BLOG DI MARIA PAOLA – Credit Crunch

Questo blog è scritto da Maria Paola Guerrato, la coordinatrice del progetto di volontariato linguistico di English Gratis. A parte coordinare questa iniziativa, Maria Paola è appassionata di inglese e non perde l’occasione per cimentarsi con nuove parole ed espressioni di questa magnifica lingua. Seguiamola nelle sue pressoché quotidiane scoperte, forse impareremo qualcosa di utile anche per noi!


L’audio mp3 è realizzato tramite il servizio ReadSpeaker On Demand, che consente di far leggere
qualsiasi testo inglese ad una voce sintetica che legge il testo con una pronuncia inglese perfetta.

Ne parlano tutti i giornali e le Tv del globo; vogliamo conoscere anche noi questa parola assurta a fama mondiale negli ultimi tempi?

Credit crunch [kredit kranch] lett. ‘crisi del credito’ quindi stretta creditizia

  • credit [kredit] significa credito, fede; onore, merito; riconoscimento; reputazione; fido; accreditamento, somma a credito, il nome plurale credits [kredits] cinematograficamente sono, a seconda se all’inizio o alla fine del film, i titoli di testa o di coda; se avete notato, noi stessi, nel Multiblog, usiamo sempre questa parola per rendere merito ai proprietari delle foto che abbelliscono gli articoli (photo credits) e agli autori degli articoli stessi;
  • crunch [kranch] significa lo sgranocchiare; scricchiolio; crisi – frasi idiomatiche: when it comes to the crunch [wen it kamz tu dhë kranch] quando si arriva alla resa dei conti o al dunque; the crunch came when… [dhë kranch keim wen…] il momento decisivo arrivò quando…

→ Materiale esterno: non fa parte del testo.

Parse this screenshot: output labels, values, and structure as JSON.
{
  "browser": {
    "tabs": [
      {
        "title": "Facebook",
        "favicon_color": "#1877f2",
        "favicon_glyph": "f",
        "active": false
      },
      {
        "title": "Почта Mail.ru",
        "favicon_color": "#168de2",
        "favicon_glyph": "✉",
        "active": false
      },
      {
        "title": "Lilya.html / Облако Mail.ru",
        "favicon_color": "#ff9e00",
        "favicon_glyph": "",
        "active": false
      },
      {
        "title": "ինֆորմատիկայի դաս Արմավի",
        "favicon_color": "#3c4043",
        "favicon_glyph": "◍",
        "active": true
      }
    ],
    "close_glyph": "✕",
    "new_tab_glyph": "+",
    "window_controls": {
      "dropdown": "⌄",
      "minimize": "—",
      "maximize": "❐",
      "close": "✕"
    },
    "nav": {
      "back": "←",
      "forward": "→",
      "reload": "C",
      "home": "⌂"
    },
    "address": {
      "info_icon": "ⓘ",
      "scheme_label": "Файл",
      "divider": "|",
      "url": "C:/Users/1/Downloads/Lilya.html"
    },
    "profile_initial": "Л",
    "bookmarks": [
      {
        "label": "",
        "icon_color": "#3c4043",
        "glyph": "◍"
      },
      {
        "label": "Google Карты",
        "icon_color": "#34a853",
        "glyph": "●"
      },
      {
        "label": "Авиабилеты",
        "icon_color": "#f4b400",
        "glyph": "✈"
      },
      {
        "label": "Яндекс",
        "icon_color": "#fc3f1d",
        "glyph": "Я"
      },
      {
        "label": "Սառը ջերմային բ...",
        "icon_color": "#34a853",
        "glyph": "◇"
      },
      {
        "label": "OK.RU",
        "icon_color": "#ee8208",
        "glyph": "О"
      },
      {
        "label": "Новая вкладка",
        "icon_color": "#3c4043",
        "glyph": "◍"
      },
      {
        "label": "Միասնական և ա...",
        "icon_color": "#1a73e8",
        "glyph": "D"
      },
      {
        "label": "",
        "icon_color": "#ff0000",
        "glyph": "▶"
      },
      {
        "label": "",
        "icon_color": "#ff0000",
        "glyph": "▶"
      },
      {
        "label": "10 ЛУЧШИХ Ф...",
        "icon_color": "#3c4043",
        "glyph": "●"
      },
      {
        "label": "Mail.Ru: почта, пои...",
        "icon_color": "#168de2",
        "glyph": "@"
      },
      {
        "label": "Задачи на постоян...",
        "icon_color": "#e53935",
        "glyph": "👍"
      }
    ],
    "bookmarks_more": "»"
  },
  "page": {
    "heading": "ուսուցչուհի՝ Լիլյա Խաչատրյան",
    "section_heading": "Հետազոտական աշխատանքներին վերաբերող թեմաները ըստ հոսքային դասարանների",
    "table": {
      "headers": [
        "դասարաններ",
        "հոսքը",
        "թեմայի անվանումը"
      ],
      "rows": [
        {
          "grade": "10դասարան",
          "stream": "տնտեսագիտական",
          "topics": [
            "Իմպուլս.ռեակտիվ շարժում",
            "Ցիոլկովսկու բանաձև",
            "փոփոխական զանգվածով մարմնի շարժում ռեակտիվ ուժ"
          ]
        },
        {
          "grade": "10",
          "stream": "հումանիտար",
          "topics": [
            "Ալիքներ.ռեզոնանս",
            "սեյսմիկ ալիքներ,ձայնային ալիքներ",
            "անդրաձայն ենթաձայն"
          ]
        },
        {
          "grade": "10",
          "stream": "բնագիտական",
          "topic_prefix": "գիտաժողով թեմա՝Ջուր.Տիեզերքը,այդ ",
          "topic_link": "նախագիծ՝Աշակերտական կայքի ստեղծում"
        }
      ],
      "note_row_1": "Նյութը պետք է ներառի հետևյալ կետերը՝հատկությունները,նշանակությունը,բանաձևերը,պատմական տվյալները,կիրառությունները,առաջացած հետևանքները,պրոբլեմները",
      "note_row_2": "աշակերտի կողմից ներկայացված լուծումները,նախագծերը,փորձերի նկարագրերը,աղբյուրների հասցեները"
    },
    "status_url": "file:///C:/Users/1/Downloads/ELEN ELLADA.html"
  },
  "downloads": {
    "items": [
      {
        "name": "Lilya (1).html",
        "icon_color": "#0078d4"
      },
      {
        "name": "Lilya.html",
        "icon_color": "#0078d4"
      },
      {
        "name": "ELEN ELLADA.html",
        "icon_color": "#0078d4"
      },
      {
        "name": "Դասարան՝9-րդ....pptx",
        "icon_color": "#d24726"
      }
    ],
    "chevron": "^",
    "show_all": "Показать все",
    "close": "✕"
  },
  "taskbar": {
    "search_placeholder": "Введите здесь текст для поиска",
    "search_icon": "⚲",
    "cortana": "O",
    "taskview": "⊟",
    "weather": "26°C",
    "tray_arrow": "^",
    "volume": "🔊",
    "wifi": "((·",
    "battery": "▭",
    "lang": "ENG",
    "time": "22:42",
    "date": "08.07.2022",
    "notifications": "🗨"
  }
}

>>> Ed ora un approfondimento sull’argomento tratto da Wikipedia:

Con il termine credit crunch (dall’inglese stretta del credito) si indica un calo significativo (o inasprimento improvviso delle condizioni) dell’offerta di credito al termine di un prolungato periodo espansivo, in grado di accentuare la fase recessiva.

Il credit crunch avviene solitamente al termine della fase di espansione, quando le banche centrali alzano i tassi di interesse al fine di raffreddare l’espansione ed evitare il rischio inflazione, spingendo gli istituti di credito ad alzare i propri tassi di interesse e chiudendo l’accesso al credito per chi non può permettersi la spesa. In altri casi, può avvenire che, sull’onda di fallimenti bancari e ritiro della liquidità, le banche applichino una chiusura del credito per evitare esse stesse il fallimento.

A seguito della stretta del credito, possono verificarsi fallimenti sia di banche che di imprese e famiglie debitrici. I mancati pagamenti che vengono a crearsi, e gli eventuali fallimenti, si traducono in pignoramenti dei beni ipotecati a garanzia dei crediti, e un aumento delle proprietà in capo alla banche.

I crediti in sofferenza espongono gli istituti di credito ad un rischio simile di pignoramenti o fallimento. Le proprietà acquisite restano nell’ambito degli istituti di credito, tenendo conto che i principali finanziatori di tali istitui sono eventualmente soggetti che svolgono lo stesso tipo di attività creditizia.

Laddove la maggiore iniezione di liquidità proviene da un banca centrale, se questa è controllata dalle stesse banche alle quali presta denaro, il rischio di impresa degli istituti di credito è ridotto anche in caso di forti insolvenze dei loro clienti. In caso di fallimento di un istituto, che nel contempo controlla il suo principale creditore, questo potrebbe non esercitare le garanzie previste dalla legge a sua tutela.

Il credit crunch si verificò particolarmente durante la crisi del 1929. Nel 2007 alcuni economisti hanno affermato che la crisi dei mutui subprime potrebbe portare ad un nuovo credit crunch.